Si tratta di una tecnica che offre la possibilità di diminuire il quantitativo di autoanticorpi che vanno in circolo per tutto l’organismo. Nel corso della plasmaforesi, ecco che il plasma subisce una separazione rispetto al sangue e poi viene ripulito da parte degli Abanti-recettore dell’acetilcolina. Il sangue, successivamente, viene nuovamente infuso al paziente. La sintomatologia, in questo modo, dovrebbe senz’altro migliorare nel giro di 48 ore. Il problema, però, è che tali effetti benefici durano esclusivamente poche settimane, dal momento che il sistema immunitario non smette mai di produrre gli autoanticorpi. Quindi, la plasmaforesi è piuttosto di frequente impiegata per casi in cui l sintomatologia deve essere tenuta sotto controllo in maniera decisamente veloce. Ad esempio, quando c’è la necessità di risolvere una crisi miastenica. Invece, non è impiegata spesso in terapie che si estendono notevolmente nel tempo.

La terapia con immunoglobuline per vie endovenosa

Si tratta di un sistema di controllo a breve termine in cui è previsto l’impiego per endovena delle immunoglobuline. Queste ultime non sono altro che degli anticorpi che hanno subito un processo di purificazione e che sono ricavati dal plasma di donatori di sangue. Si tratta di una terapia che ha lo svantaggio di essere davvero molto costosa. In realtà, però, riveste un certo grado di utilità nel corso di una crisi miastenica che può portare alla compromissione della capacità di deglutire oppure anche di respirare.

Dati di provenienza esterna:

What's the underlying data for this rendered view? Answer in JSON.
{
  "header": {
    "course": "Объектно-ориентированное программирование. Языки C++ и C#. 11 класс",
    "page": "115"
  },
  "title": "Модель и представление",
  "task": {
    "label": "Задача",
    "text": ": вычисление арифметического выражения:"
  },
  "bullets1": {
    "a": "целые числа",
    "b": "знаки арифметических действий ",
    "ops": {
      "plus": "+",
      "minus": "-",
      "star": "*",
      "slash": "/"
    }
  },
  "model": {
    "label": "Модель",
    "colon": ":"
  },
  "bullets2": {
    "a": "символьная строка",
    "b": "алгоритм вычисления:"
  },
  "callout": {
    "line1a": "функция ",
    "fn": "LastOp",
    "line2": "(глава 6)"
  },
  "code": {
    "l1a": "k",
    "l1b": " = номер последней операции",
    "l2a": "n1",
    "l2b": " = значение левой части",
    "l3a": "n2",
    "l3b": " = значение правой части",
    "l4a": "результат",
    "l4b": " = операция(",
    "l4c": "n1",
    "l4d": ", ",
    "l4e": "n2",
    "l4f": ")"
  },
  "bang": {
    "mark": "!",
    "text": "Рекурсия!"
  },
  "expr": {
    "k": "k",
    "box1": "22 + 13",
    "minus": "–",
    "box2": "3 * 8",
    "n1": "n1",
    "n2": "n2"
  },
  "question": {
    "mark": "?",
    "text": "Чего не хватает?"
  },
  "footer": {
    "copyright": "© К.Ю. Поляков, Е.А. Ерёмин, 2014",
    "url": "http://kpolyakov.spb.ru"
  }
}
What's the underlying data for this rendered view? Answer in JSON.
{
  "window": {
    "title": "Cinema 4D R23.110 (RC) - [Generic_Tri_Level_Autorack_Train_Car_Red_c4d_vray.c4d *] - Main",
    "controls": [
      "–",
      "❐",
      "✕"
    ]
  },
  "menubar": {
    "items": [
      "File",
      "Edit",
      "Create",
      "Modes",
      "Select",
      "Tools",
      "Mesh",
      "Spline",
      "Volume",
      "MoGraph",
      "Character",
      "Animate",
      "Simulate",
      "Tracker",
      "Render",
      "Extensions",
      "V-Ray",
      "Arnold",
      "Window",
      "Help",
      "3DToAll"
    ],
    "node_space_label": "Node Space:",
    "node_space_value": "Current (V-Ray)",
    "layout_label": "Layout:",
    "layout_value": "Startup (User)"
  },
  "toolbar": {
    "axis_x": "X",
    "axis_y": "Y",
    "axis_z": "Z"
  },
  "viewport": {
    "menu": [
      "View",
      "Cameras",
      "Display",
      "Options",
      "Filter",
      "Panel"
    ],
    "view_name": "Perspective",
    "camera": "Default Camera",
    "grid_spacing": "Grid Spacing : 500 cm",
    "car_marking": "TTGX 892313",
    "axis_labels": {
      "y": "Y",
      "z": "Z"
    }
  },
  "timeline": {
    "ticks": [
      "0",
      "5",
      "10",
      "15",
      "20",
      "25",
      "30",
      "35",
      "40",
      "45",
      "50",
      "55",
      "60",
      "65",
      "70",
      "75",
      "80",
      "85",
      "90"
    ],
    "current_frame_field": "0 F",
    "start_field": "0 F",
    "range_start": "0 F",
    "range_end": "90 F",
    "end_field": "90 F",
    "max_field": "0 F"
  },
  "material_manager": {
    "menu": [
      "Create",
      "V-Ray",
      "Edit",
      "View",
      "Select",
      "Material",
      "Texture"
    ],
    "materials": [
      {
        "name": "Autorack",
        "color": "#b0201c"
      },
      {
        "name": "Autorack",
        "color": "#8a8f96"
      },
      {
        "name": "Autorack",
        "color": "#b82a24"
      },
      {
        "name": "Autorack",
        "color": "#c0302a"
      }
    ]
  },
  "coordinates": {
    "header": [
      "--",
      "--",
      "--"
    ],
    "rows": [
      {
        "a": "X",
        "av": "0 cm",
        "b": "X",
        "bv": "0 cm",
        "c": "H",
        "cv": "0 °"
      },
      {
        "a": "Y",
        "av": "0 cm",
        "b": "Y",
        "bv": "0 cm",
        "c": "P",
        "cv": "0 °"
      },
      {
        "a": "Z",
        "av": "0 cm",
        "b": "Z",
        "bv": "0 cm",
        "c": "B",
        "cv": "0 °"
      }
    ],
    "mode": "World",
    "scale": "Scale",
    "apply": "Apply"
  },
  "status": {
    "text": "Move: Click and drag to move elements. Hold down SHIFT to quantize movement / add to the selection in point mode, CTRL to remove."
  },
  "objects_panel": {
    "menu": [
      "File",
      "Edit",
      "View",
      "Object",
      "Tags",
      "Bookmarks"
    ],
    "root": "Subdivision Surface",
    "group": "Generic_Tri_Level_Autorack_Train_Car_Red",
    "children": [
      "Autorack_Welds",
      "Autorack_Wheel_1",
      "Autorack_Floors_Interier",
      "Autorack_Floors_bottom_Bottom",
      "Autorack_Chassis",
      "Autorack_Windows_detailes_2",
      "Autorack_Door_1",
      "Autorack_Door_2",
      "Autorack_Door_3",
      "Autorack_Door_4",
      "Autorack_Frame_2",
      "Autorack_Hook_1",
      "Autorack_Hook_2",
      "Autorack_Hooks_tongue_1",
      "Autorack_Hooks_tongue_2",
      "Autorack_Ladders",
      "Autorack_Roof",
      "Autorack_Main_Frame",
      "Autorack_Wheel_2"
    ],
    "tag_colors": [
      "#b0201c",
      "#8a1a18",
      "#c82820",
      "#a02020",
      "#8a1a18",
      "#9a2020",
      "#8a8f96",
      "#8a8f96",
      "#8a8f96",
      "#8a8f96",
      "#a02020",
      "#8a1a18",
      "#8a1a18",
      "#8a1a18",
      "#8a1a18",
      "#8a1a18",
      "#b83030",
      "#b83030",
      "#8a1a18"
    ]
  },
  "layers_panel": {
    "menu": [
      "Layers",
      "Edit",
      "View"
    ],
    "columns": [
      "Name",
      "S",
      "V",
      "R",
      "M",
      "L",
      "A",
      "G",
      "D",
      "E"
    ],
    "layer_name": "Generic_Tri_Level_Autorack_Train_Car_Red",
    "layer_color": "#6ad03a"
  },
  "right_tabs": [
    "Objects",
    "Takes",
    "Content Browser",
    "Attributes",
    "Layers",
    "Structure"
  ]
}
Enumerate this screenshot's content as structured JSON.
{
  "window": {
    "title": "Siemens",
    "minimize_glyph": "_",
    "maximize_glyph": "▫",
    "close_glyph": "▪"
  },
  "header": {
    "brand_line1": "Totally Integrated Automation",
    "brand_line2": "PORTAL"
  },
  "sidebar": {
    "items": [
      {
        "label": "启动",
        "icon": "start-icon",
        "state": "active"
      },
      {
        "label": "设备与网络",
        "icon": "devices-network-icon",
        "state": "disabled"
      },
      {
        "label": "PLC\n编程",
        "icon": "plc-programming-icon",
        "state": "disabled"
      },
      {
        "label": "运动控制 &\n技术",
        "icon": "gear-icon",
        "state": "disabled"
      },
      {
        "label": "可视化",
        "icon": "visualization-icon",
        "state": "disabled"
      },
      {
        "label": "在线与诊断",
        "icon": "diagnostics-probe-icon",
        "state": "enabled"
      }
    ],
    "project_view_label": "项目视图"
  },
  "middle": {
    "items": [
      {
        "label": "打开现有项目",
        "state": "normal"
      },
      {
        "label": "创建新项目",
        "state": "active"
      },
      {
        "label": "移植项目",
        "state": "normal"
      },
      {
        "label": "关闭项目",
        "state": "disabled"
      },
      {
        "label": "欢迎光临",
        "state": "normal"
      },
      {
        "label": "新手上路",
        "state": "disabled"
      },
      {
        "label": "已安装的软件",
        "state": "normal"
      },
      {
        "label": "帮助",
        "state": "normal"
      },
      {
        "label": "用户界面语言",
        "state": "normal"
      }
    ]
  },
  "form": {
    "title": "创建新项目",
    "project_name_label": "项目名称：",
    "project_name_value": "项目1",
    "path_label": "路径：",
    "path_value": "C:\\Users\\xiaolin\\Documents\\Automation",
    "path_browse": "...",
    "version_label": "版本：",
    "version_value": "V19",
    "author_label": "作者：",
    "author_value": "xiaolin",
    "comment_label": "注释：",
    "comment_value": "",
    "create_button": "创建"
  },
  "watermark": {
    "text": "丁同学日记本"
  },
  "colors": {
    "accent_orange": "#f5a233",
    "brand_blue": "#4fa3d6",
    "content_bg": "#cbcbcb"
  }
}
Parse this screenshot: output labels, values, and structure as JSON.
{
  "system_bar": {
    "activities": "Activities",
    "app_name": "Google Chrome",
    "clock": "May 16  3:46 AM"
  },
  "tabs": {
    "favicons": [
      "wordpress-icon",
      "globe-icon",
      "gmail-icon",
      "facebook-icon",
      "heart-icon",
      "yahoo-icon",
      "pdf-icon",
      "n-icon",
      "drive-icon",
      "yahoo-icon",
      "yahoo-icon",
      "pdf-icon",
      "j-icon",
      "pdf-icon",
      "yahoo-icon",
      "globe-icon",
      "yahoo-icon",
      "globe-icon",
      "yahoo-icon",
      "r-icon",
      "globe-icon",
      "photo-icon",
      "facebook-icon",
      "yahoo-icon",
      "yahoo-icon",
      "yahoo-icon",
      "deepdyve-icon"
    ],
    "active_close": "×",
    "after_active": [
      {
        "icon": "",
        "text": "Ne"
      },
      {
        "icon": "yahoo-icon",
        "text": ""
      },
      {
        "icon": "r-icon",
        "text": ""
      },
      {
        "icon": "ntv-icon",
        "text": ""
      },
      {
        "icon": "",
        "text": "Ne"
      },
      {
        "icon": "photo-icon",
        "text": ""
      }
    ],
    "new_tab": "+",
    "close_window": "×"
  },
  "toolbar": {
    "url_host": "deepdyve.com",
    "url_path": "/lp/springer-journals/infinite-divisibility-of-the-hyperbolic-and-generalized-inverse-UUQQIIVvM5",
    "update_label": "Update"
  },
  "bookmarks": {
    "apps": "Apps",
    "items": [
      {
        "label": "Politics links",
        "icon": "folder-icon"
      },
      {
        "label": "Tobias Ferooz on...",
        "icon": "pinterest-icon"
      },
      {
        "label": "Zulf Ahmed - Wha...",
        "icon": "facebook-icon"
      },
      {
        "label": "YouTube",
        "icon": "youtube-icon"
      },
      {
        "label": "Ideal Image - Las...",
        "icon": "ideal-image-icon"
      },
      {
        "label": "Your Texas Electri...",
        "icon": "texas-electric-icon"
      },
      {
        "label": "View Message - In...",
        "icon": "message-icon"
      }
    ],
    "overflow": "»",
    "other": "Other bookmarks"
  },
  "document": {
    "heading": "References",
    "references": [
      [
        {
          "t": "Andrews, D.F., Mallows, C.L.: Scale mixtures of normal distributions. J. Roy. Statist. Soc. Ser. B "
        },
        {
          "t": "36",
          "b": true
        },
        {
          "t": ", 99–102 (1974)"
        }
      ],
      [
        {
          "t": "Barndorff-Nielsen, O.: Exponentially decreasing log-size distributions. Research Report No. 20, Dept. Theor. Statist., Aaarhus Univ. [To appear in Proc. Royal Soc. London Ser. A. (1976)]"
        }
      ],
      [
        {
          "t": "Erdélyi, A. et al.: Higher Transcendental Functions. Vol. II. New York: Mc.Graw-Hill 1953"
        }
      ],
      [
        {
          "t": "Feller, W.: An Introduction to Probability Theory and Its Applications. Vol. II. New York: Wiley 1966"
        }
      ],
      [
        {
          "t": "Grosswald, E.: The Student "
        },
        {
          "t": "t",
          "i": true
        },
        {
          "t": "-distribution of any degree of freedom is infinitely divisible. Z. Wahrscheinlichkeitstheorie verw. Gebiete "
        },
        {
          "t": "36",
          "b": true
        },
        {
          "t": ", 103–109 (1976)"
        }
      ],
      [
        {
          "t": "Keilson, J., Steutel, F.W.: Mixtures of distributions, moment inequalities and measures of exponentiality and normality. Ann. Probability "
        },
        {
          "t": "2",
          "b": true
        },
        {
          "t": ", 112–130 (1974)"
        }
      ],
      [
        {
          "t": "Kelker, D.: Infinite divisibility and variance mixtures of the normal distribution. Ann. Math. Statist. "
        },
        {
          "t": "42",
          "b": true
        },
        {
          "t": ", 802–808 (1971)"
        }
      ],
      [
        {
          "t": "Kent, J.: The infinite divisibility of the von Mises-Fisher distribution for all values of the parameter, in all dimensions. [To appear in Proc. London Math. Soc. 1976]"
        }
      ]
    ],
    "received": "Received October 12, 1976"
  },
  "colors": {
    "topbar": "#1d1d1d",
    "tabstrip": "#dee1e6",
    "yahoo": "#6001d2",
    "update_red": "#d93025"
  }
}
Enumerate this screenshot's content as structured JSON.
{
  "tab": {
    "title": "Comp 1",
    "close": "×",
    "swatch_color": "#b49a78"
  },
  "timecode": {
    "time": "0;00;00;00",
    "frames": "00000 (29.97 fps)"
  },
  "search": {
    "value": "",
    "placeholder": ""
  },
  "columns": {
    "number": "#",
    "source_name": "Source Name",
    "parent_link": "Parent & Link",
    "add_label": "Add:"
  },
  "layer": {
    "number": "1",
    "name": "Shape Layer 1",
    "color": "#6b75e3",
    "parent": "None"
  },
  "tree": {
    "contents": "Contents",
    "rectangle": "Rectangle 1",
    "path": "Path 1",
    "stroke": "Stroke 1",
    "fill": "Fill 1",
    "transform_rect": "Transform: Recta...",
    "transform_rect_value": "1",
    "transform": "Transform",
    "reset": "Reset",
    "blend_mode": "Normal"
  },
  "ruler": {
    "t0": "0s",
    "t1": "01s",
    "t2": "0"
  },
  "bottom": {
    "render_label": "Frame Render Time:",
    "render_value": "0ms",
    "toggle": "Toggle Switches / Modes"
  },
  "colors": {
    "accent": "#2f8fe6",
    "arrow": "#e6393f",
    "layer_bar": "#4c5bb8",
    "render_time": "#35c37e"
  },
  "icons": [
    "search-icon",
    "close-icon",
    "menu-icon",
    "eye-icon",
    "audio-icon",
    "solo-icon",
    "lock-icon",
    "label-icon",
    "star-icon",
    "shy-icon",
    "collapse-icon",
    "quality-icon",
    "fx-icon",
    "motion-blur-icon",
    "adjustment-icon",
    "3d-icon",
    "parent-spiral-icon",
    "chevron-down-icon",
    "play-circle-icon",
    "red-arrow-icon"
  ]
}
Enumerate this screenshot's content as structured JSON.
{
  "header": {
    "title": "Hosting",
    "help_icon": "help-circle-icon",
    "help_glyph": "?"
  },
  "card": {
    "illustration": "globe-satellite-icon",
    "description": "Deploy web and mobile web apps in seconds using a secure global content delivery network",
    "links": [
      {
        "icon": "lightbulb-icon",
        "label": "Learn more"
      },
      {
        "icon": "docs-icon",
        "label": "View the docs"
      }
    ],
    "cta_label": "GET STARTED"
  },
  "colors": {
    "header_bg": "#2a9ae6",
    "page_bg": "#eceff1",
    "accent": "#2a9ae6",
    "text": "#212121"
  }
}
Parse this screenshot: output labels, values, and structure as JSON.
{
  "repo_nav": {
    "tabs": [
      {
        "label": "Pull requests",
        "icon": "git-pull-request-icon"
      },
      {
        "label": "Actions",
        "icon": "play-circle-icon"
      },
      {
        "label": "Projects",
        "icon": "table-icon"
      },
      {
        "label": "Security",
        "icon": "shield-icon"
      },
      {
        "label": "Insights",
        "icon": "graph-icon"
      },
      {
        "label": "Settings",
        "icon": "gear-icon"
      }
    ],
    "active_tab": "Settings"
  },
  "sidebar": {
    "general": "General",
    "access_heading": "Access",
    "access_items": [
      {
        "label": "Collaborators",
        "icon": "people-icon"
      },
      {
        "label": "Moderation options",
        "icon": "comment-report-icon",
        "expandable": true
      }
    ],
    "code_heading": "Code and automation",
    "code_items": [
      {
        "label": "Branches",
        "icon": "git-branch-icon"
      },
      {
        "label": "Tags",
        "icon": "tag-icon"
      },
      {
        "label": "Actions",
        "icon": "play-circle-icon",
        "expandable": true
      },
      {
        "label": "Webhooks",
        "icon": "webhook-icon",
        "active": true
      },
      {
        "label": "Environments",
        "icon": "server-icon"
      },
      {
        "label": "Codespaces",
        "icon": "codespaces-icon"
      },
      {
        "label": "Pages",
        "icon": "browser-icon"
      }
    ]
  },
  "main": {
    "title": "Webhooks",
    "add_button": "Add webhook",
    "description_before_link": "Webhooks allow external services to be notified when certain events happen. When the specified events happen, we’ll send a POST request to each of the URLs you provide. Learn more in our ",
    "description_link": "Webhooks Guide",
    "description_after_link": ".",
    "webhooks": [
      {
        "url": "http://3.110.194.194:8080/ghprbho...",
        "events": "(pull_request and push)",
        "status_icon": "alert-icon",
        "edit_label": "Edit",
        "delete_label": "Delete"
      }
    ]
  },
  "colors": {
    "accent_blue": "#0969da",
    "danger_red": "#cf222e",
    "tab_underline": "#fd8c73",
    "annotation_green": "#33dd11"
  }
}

L’approccio dal punto di vista chirurgico

Dopo l’intervento chirurgico che ha comportato la rimozione del timo, il paziente potrebbe senz’altro veder scemare alcuni sintomi. Per il momento non si capisce in che modo l’operazione di timectomia possa indurre la remissione della miastenia gravis. Diversi studi, però, sono riusciti a dimostrare come, in seguito all’intervento chirurgico, il livello di anticorpi anti-recettore dell’acetilcolina subisce una certa riduzione. Ad ogni modo, l’intervento di asportazione chirurgica del timo non è certamente un’operazione che va bene per qualsiasi paziente.